Upcoming Events

Tuesday, February 3, 2015 - 5:00pm to 6:30pm
Slow Teaching: An Introduction to Contemplative Pedagogical Practices

How can we apply the principles of mindfulness to teach our students more effectively? This workshop will introduce you to resources and practices in contemplative pedagogy. When incorporated into teaching, contemplative exercises can meaningfully enhance active learning, deepen student engagement, and stimulate inquiry and insight.
In this session, you will be guided through a few contemplative pedagogical exercises so as to experience them first-hand and come away with strategies and resources for you to try out with your students in the future. No prior knowledge of mindful teaching practices is required.
For more information, please contact Alexia Ferracuti, CTL Assistant Director.
Please register here.

Communicating Science to the Public

Sponsored by the Yale Center for Teaching and Learning and the Sackler Institute for Biological Physical and Engineering Sciences
Eligibility: Open to all graduate students and post-doctoral fellows in any science department
The goal is improve your ability to interact with community groups, charities, venture capitalists, and members of your family, the media and anyone who does not have your science background
The classes of about 20 each are informal and interactive
There are modules on public speaking, science writing, using acting techniques to improve your presentation skills, and dealing with the media
There is no credit, but after completing the course participants will receive a certificate that can be attached to transcripts and applications
Please register here. Anyone who does not get into the first session will automatically considered an applicant for the subsequent ones. We will notify those who are accepted and give you the room number as soon as possible
The faculty:
Robert Bazell, adjunct professor of MCDB and former chief science correspondent for NBC News
Gordon Edelstein, artistic director Long Wharf Theater
Karen Peart and Bill Hathaway from the Yale Office of Public Affairs
Carl Zimmer, science columnist for the New York Times and several other publications

Wednesday, February 4, 2015 - 9:00am to 10:15am
Quantitative Reasoning Workshop Series (Advanced Teaching Workshop)
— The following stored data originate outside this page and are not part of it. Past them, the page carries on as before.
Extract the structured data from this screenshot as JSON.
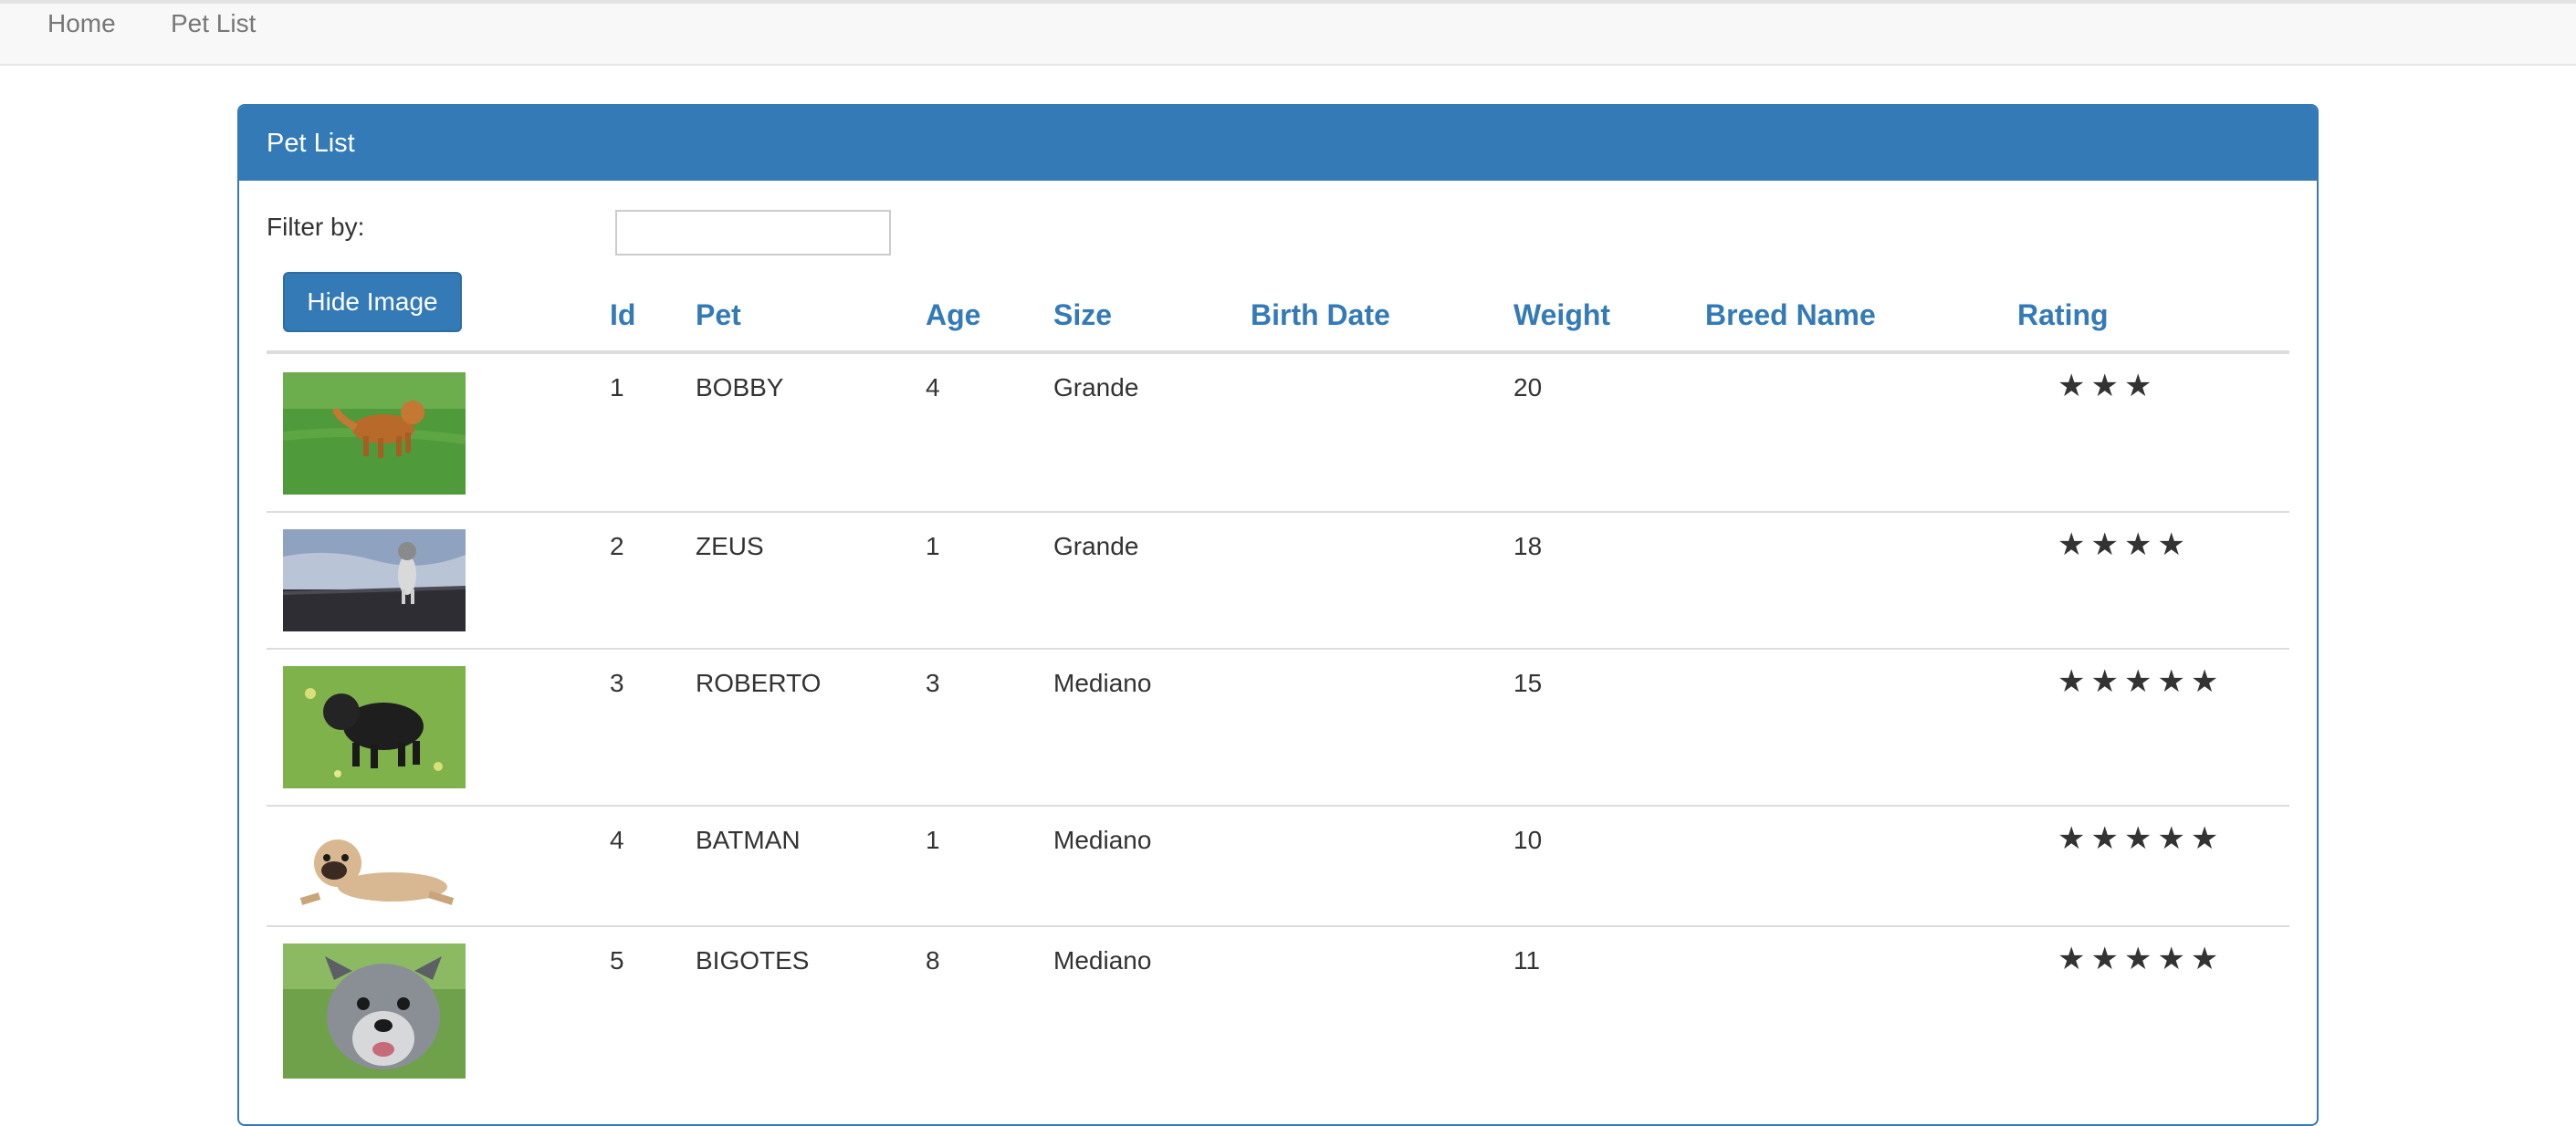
{
  "nav": {
    "home": "Home",
    "pet_list": "Pet List"
  },
  "panel": {
    "title": "Pet List"
  },
  "filter": {
    "label": "Filter by:",
    "value": ""
  },
  "hide_image_button": "Hide Image",
  "table": {
    "headers": {
      "id": "Id",
      "pet": "Pet",
      "age": "Age",
      "size": "Size",
      "birth_date": "Birth Date",
      "weight": "Weight",
      "breed_name": "Breed Name",
      "rating": "Rating"
    },
    "rows": [
      {
        "id": "1",
        "pet": "BOBBY",
        "age": "4",
        "size": "Grande",
        "birth_date": "",
        "weight": "20",
        "breed_name": "",
        "rating": 3,
        "stars": "★★★",
        "image": "golden-retriever-on-grass"
      },
      {
        "id": "2",
        "pet": "ZEUS",
        "age": "1",
        "size": "Grande",
        "birth_date": "",
        "weight": "18",
        "breed_name": "",
        "rating": 4,
        "stars": "★★★★",
        "image": "husky-on-beach"
      },
      {
        "id": "3",
        "pet": "ROBERTO",
        "age": "3",
        "size": "Mediano",
        "birth_date": "",
        "weight": "15",
        "breed_name": "",
        "rating": 5,
        "stars": "★★★★★",
        "image": "black-pug-on-grass"
      },
      {
        "id": "4",
        "pet": "BATMAN",
        "age": "1",
        "size": "Mediano",
        "birth_date": "",
        "weight": "10",
        "breed_name": "",
        "rating": 5,
        "stars": "★★★★★",
        "image": "fawn-pug-lying-down"
      },
      {
        "id": "5",
        "pet": "BIGOTES",
        "age": "8",
        "size": "Mediano",
        "birth_date": "",
        "weight": "11",
        "breed_name": "",
        "rating": 5,
        "stars": "★★★★★",
        "image": "schnauzer-portrait"
      }
    ]
  },
  "colors": {
    "primary": "#337ab7",
    "navbar_bg": "#f8f8f8",
    "text": "#333333",
    "muted": "#777777",
    "row_border": "#dddddd"
  }
}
Are you preparing to teach a section, lab, or lecture or to hold office hours where you will be presenting quantitative concepts? This three-workshop series will help you learn how to effectively present quantitative ideas to your students.
We will cover topics including:
the role of visualizations, demonstrations and examples
how to make abstract ideas seem more concrete
evaluating student learning and how you, as an instructor, are doing
active learning as strategy for conveying quantitative ideas
Please register here.
For additional information, please contact Adam Dynes or Susie Kimport.
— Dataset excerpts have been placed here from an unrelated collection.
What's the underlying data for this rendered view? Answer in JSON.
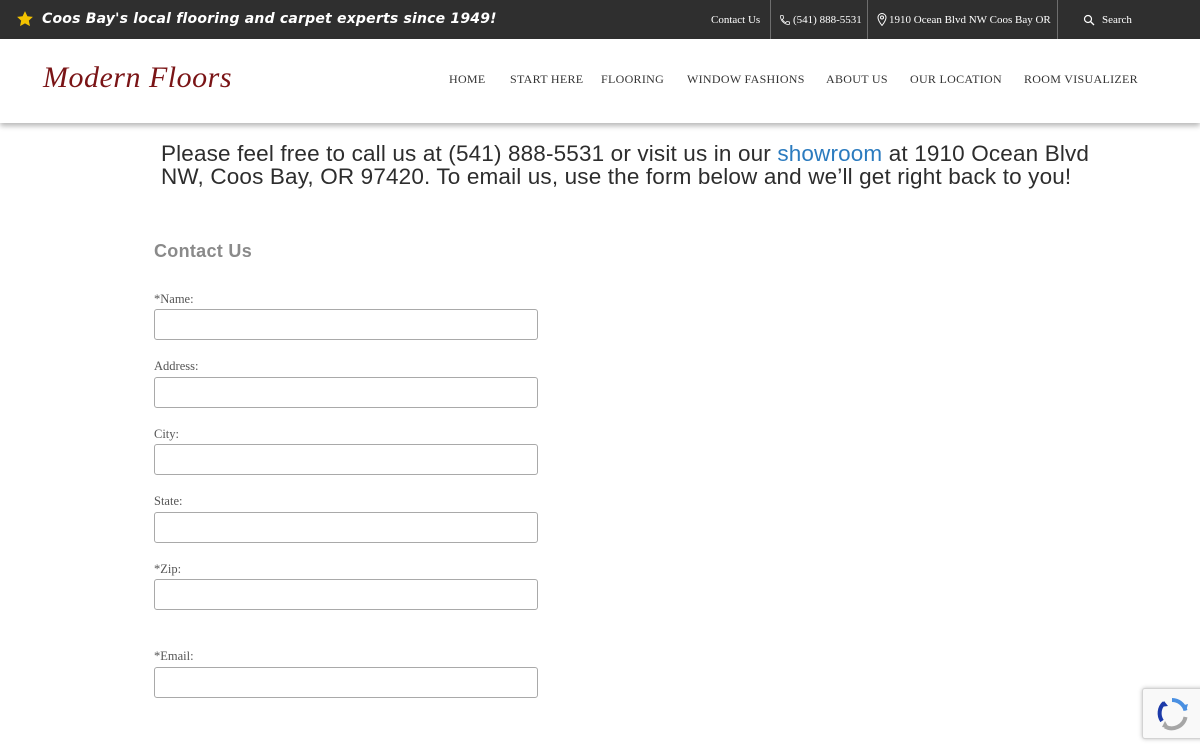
{
  "topbar": {
    "tagline": "Coos Bay's local flooring and carpet experts since 1949!",
    "contact_label": "Contact Us",
    "phone_label": "(541) 888-5531",
    "address_label": "1910 Ocean Blvd NW Coos Bay OR",
    "search_label": "Search"
  },
  "header": {
    "logo_text": "Modern Floors",
    "nav": {
      "home": "HOME",
      "start": "START HERE",
      "flooring": "FLOORING",
      "window": "WINDOW FASHIONS",
      "about": "ABOUT US",
      "location": "OUR LOCATION",
      "visualizer": "ROOM VISUALIZER"
    }
  },
  "intro": {
    "part1": "Please feel free to call us at (541) 888-5531 or visit us in our ",
    "link": "showroom",
    "part2": " at 1910 Ocean Blvd NW, Coos Bay, OR 97420. To email us, use the form below and we’ll get right back to you!"
  },
  "form": {
    "title": "Contact Us",
    "name_label": "*Name:",
    "address_label": "Address:",
    "city_label": "City:",
    "state_label": "State:",
    "zip_label": "*Zip:",
    "email_label": "*Email:",
    "name_value": "",
    "address_value": "",
    "city_value": "",
    "state_value": "",
    "zip_value": "",
    "email_value": ""
  },
  "icons": {
    "star": "star-icon",
    "phone": "phone-icon",
    "map_pin": "map-pin-icon",
    "search": "search-icon",
    "recaptcha": "recaptcha-icon"
  },
  "colors": {
    "topbar_bg": "#2f2f2f",
    "star": "#f2c200",
    "logo": "#7a1416",
    "link": "#2b7bbf",
    "form_title": "#8a8a8a"
  }
}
Thursday, February 5, 2015 - 5:00pm to 6:30pm
Fundamentals of Teaching Science

Are you teaching a class, section, or lab in the sciences for the first time? Have you taught before but are looking for ways to become a more engaging and effective teacher? Then join us for this interactive three-week workshop in which we will discuss many of the nuts and bolts that will help you lead a successful (and enjoyable) class, section, or lab this year. Topics will include setting goals for your class, adapting to various learning styles and environments, engaging your class through active learning, soliciting feedback, and grading effectively. Light refreshments will be served.
For more information, please contact Elizabeth Boulton or Robert Wickham.
Please register here.

Friday, February 6, 2015 - 2:15pm to 3:45pm
Teaching as an International Student (Advanced Teaching Workshop)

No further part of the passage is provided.